Trauma can obscure but can’t strip us of who we really are. Healing invites us into a more intimate relationship with our authentic self, a place of free-flowing, creative life force.
Rumi says “The hurt we embrace becomes joy. Call it into your arms where it can change.” The Persian mystic does not say to reject, repel or rebuff our pain. Great sages point to the same truth: our pain needs to be tended and loved. This applies to chronic pain, fatigue, heartache, anxiety, depression, numbness, loneliness and the myriad ways that suffering manifests.

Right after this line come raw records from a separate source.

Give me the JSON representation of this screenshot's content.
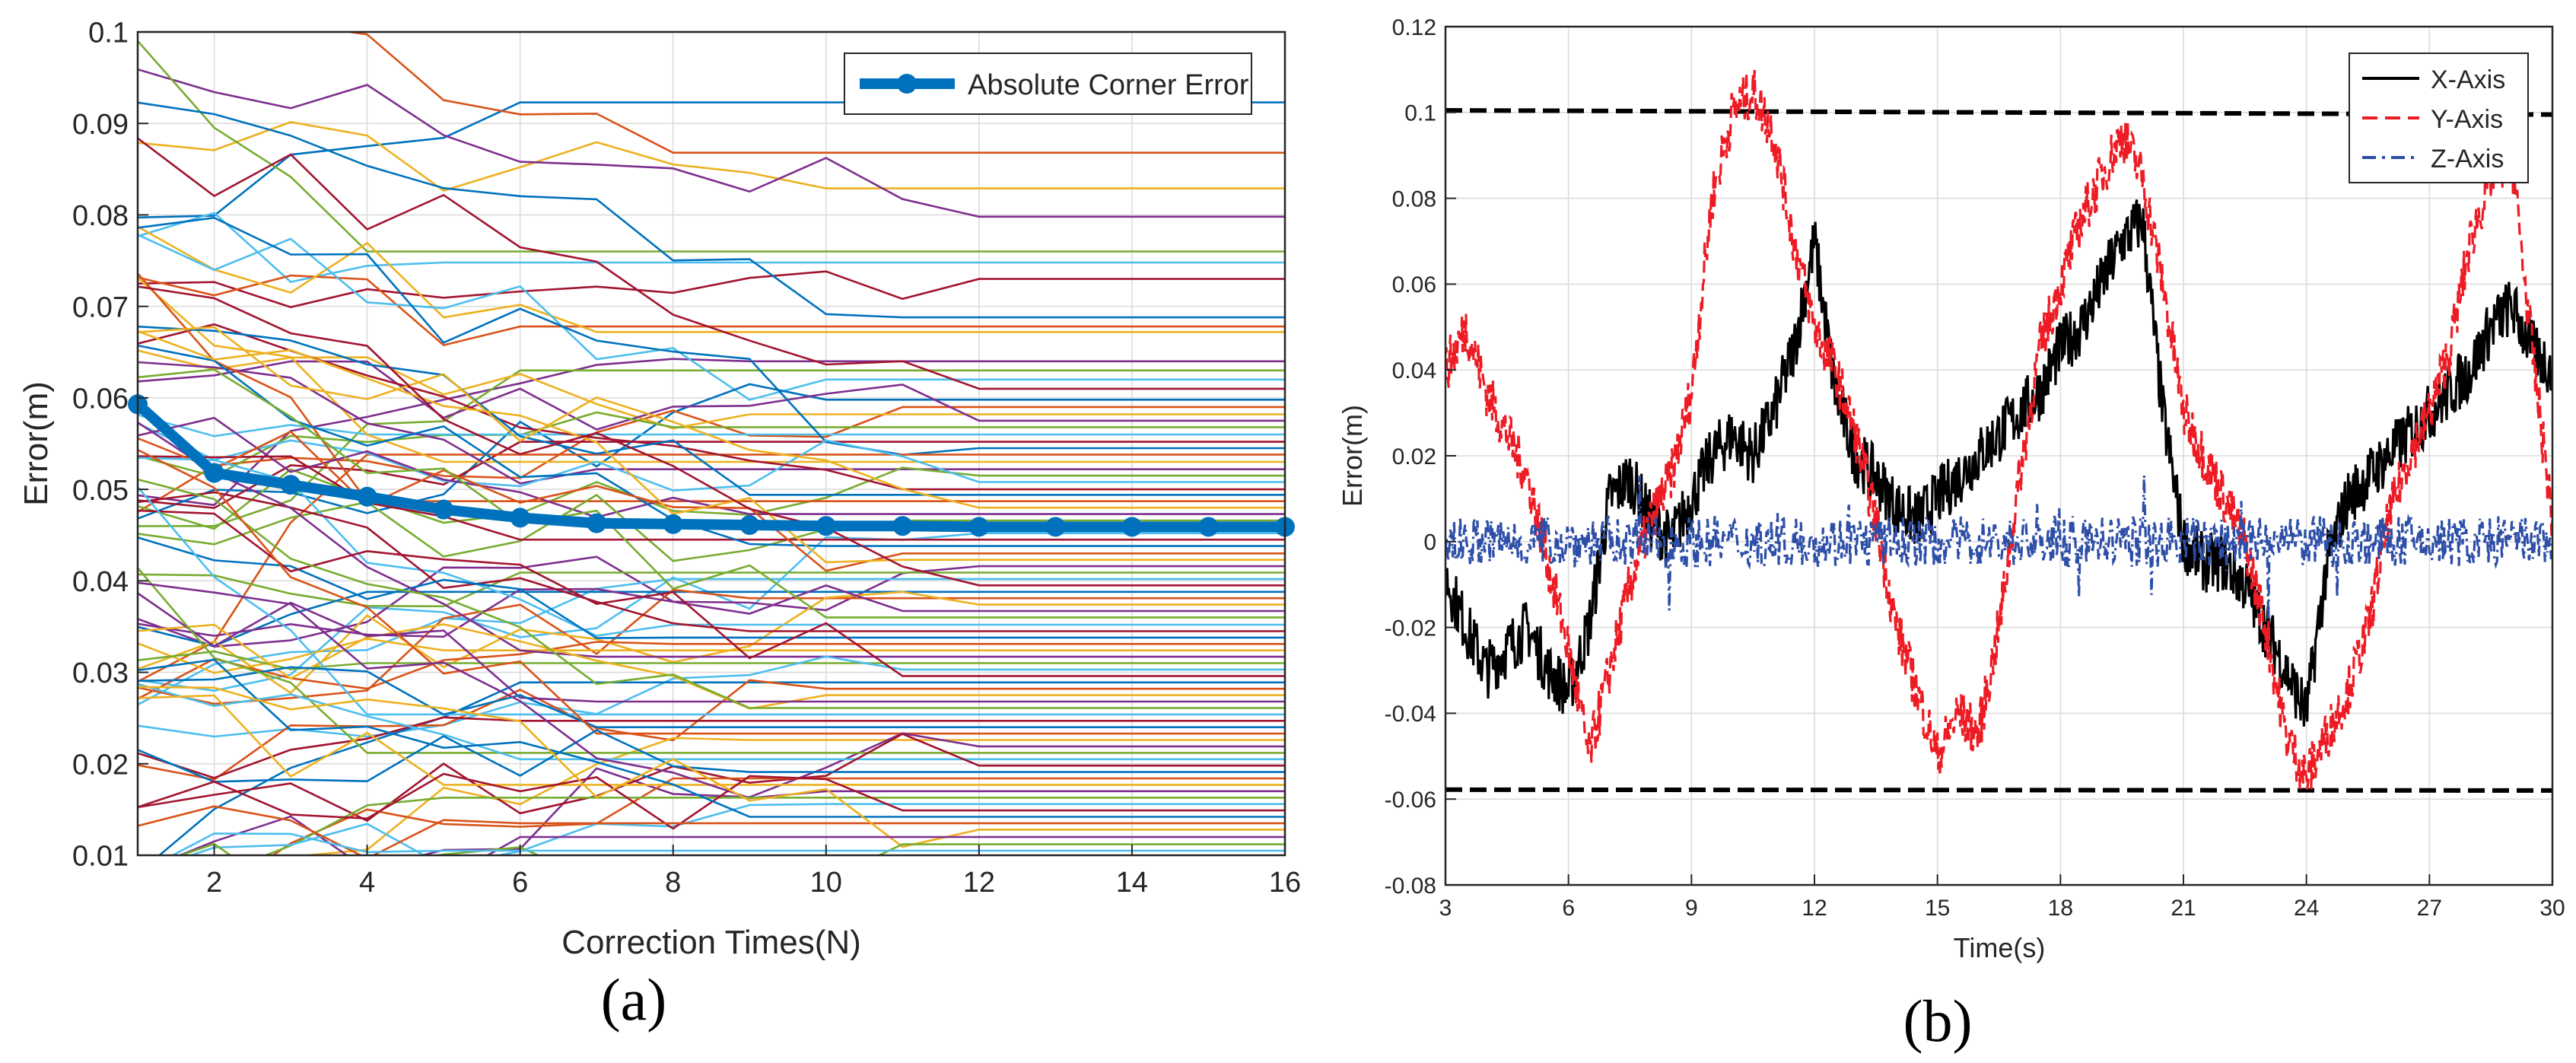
{
  "chart_data": [
    {
      "type": "line",
      "panel_label": "(a)",
      "xlabel": "Correction Times(N)",
      "ylabel": "Error(m)",
      "xlim": [
        1,
        16
      ],
      "ylim": [
        0.01,
        0.1
      ],
      "xticks": [
        2,
        4,
        6,
        8,
        10,
        12,
        14,
        16
      ],
      "xtick_labels": [
        "2",
        "4",
        "6",
        "8",
        "10",
        "12",
        "14",
        "16"
      ],
      "yticks": [
        0.01,
        0.02,
        0.03,
        0.04,
        0.05,
        0.06,
        0.07,
        0.08,
        0.09,
        0.1
      ],
      "ytick_labels": [
        "0.01",
        "0.02",
        "0.03",
        "0.04",
        "0.05",
        "0.06",
        "0.07",
        "0.08",
        "0.09",
        "0.1"
      ],
      "grid": true,
      "legend_position": "top-right",
      "legend": [
        "Absolute Corner Error"
      ],
      "highlight_series": {
        "name": "Absolute Corner Error",
        "color": "#0072BD",
        "x": [
          1,
          2,
          3,
          4,
          5,
          6,
          7,
          8,
          9,
          10,
          11,
          12,
          13,
          14,
          15,
          16
        ],
        "values": [
          0.0593,
          0.0518,
          0.0505,
          0.0492,
          0.0478,
          0.0469,
          0.0463,
          0.0462,
          0.0461,
          0.046,
          0.046,
          0.0459,
          0.0459,
          0.0459,
          0.0459,
          0.0459
        ]
      },
      "background_series": {
        "description_count": 90,
        "colors": [
          "#0072BD",
          "#D95319",
          "#EDB120",
          "#7E2F8E",
          "#77AC30",
          "#4DBEEE",
          "#A2142F"
        ],
        "final_values": [
          0.0923,
          0.0868,
          0.0829,
          0.0798,
          0.076,
          0.0748,
          0.073,
          0.0688,
          0.0678,
          0.0672,
          0.064,
          0.063,
          0.062,
          0.061,
          0.0598,
          0.059,
          0.0582,
          0.0575,
          0.0568,
          0.056,
          0.0552,
          0.0545,
          0.0538,
          0.053,
          0.0522,
          0.0515,
          0.0508,
          0.05,
          0.0494,
          0.0487,
          0.048,
          0.0473,
          0.0466,
          0.0452,
          0.0445,
          0.0438,
          0.043,
          0.0423,
          0.0416,
          0.0409,
          0.0402,
          0.0395,
          0.0388,
          0.0381,
          0.0374,
          0.0367,
          0.036,
          0.0352,
          0.0345,
          0.0338,
          0.0331,
          0.0324,
          0.0317,
          0.031,
          0.0303,
          0.0296,
          0.0289,
          0.0282,
          0.0275,
          0.0268,
          0.0261,
          0.0254,
          0.0247,
          0.024,
          0.0233,
          0.0226,
          0.0219,
          0.0212,
          0.0205,
          0.0198,
          0.0191,
          0.0184,
          0.0177,
          0.017,
          0.0163,
          0.0156,
          0.0149,
          0.0142,
          0.0135,
          0.0128,
          0.012,
          0.0112,
          0.0105
        ]
      }
    },
    {
      "type": "line",
      "panel_label": "(b)",
      "xlabel": "Time(s)",
      "ylabel": "Error(m)",
      "xlim": [
        3,
        30
      ],
      "ylim": [
        -0.08,
        0.12
      ],
      "xticks": [
        3,
        6,
        9,
        12,
        15,
        18,
        21,
        24,
        27,
        30
      ],
      "xtick_labels": [
        "3",
        "6",
        "9",
        "12",
        "15",
        "18",
        "21",
        "24",
        "27",
        "30"
      ],
      "yticks": [
        -0.08,
        -0.06,
        -0.04,
        -0.02,
        0,
        0.02,
        0.04,
        0.06,
        0.08,
        0.1,
        0.12
      ],
      "ytick_labels": [
        "-0.08",
        "-0.06",
        "-0.04",
        "-0.02",
        "0",
        "0.02",
        "0.04",
        "0.06",
        "0.08",
        "0.1",
        "0.12"
      ],
      "grid": true,
      "legend_position": "top-right",
      "legend": [
        "X-Axis",
        "Y-Axis",
        "Z-Axis"
      ],
      "reference_lines": [
        {
          "from": [
            3,
            0.1005
          ],
          "to": [
            30,
            0.0995
          ],
          "color": "#000000",
          "style": "dashed"
        },
        {
          "from": [
            3,
            -0.0578
          ],
          "to": [
            30,
            -0.058
          ],
          "color": "#000000",
          "style": "dashed"
        }
      ],
      "series": [
        {
          "name": "X-Axis",
          "color": "#000000",
          "style": "solid",
          "x": [
            3.0,
            3.5,
            4.0,
            4.5,
            5.0,
            5.5,
            6.0,
            6.5,
            7.0,
            7.5,
            8.0,
            8.5,
            9.0,
            9.5,
            10.0,
            10.5,
            11.0,
            11.5,
            12.0,
            12.5,
            13.0,
            13.5,
            14.0,
            14.5,
            15.0,
            15.5,
            16.0,
            16.5,
            17.0,
            17.5,
            18.0,
            18.5,
            19.0,
            19.5,
            20.0,
            20.5,
            21.0,
            21.5,
            22.0,
            22.5,
            23.0,
            23.5,
            24.0,
            24.5,
            25.0,
            25.5,
            26.0,
            26.5,
            27.0,
            27.5,
            28.0,
            28.5,
            29.0,
            29.5,
            30.0
          ],
          "values": [
            -0.008,
            -0.02,
            -0.03,
            -0.025,
            -0.02,
            -0.03,
            -0.035,
            -0.02,
            0.01,
            0.015,
            0.005,
            0.0,
            0.01,
            0.02,
            0.025,
            0.02,
            0.03,
            0.045,
            0.07,
            0.035,
            0.02,
            0.015,
            0.008,
            0.005,
            0.01,
            0.015,
            0.02,
            0.025,
            0.03,
            0.035,
            0.045,
            0.05,
            0.06,
            0.07,
            0.075,
            0.03,
            0.0,
            -0.005,
            -0.005,
            -0.01,
            -0.02,
            -0.03,
            -0.04,
            -0.005,
            0.01,
            0.015,
            0.02,
            0.025,
            0.03,
            0.035,
            0.04,
            0.05,
            0.055,
            0.045,
            0.04
          ]
        },
        {
          "name": "Y-Axis",
          "color": "#ED1C24",
          "style": "dashed",
          "x": [
            3.0,
            3.5,
            4.0,
            4.5,
            5.0,
            5.5,
            6.0,
            6.5,
            7.0,
            7.5,
            8.0,
            8.5,
            9.0,
            9.5,
            10.0,
            10.5,
            11.0,
            11.5,
            12.0,
            12.5,
            13.0,
            13.5,
            14.0,
            14.5,
            15.0,
            15.5,
            16.0,
            16.5,
            17.0,
            17.5,
            18.0,
            18.5,
            19.0,
            19.5,
            20.0,
            20.5,
            21.0,
            21.5,
            22.0,
            22.5,
            23.0,
            23.5,
            24.0,
            24.5,
            25.0,
            25.5,
            26.0,
            26.5,
            27.0,
            27.5,
            28.0,
            28.5,
            29.0,
            29.5,
            30.0
          ],
          "values": [
            0.04,
            0.05,
            0.035,
            0.025,
            0.015,
            -0.005,
            -0.025,
            -0.05,
            -0.03,
            -0.01,
            0.005,
            0.015,
            0.035,
            0.08,
            0.1,
            0.105,
            0.095,
            0.07,
            0.05,
            0.04,
            0.025,
            0.005,
            -0.02,
            -0.035,
            -0.05,
            -0.04,
            -0.045,
            -0.02,
            0.015,
            0.045,
            0.06,
            0.075,
            0.085,
            0.095,
            0.085,
            0.06,
            0.03,
            0.02,
            0.01,
            0.0,
            -0.02,
            -0.045,
            -0.055,
            -0.045,
            -0.035,
            -0.02,
            0.005,
            0.02,
            0.03,
            0.045,
            0.07,
            0.085,
            0.09,
            0.045,
            0.005
          ]
        },
        {
          "name": "Z-Axis",
          "color": "#2E4FA8",
          "style": "dash-dot",
          "baseline": 0.0,
          "amplitude": 0.006
        }
      ]
    }
  ]
}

I was scared to share details of my story in a society still tinged with the patriarchal assumption that a woman asks for it. It’s insane to think anyone would want to lose agency of her body, to fear for her life, to suffer the terror of violence and years of disability to follow. A South African friend I shared the episode with brought a refreshing urgency to the topic.
“My heart goes out to you. I am so sorry. I felt so sad when I heard that story. I got overcome with how you must have felt in that moment and how you couldn’t share it with anyone. I feel the pain of how much you’ve lost in your life.”
As his voice choked up with emotion, my cells shifted in their orbit. There is subtle but real healing from being witnessed with genuine compassion. I didn’t know how much those words would mean to me until I heard them.
“Here in South Africa, rape is rape,” he continued through tears. We don’t call it anything else. It’s not something we look upon lightly. When I told my sister what happened to you, her face scrunched up as if she had been hit. Rape is considered one of the worst things that can happen to a woman. My heart is with you. You are not alone in this. We are walking this path with you.”
Thank you, South Africa. We have something to learn from you. We all need compassionate company on our path of healing. Thank you for walking with me.